Why it matters: The Green New Deal is an economic and climate plan supported by incoming Democratic congresswoman Alexandria Ocasio-Cortez and about 40 lawmakers. The youth movement, which goes by the name "Sunrise," is one of the reasons the plan is getting so much attention.
- Their inspiration comes from Occupy Wall Street, the Movement for Black Lives, United We Dream, and Cosecha.
- "They studied the wins and the losses of the climate movement in its forty-year history," Witt writes, and they "tend not to talk about starving polar bears, melting ice caps, or ocean acidification. Instead, they talk of family members who have lost their homes to floods or fires, young relatives who have asthma, or beloved landscapes that have been degraded or destroyed in the spans of their short lifetimes."
- They focus on racial and economic justice in their message, since poor communities of color are disproportionately affected by climate change.
- The activists are working to get out the youth vote and getting politicians to back away from accepting donations from fossil-fuel billionaires.
Where the Green New Deal stands:
- The activists staged a sit-in outside of Nancy Pelosi’s office after the midterm elections and have also lobbied other top Democrats, including Steny Hoyer and Jim McGovern.

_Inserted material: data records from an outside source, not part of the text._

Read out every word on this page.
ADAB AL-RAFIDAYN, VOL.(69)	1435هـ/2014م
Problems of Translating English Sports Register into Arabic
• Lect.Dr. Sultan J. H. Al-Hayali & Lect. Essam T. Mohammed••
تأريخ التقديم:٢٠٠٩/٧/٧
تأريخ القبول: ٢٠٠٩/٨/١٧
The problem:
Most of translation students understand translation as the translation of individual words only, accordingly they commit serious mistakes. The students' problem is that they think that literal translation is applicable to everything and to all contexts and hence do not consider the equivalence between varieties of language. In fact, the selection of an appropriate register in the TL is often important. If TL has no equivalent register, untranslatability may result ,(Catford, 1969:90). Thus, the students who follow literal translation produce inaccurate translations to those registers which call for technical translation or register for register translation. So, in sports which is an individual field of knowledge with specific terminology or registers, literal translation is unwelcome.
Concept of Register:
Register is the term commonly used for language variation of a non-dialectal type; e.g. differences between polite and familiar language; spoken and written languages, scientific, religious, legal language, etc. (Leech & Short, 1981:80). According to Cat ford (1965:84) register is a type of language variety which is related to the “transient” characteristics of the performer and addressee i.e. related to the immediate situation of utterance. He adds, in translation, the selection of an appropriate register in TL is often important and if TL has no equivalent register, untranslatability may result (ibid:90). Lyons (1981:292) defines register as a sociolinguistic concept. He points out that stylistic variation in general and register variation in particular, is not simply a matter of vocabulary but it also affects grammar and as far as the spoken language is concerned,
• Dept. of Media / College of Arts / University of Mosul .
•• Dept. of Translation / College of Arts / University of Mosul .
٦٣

McGovern will head the House Rules Committee and said he wants to back the deal.
- Democrats are resurfacing a select committee on climate change, but it will not focus on the Green New Deal and will not have subpoena power.
- The plan isn't likely to become law any time soon, as Axios' Amy Harder writes, but it will get a lot of attention in Congress over the next two years — and in the 2020 presidential campaign.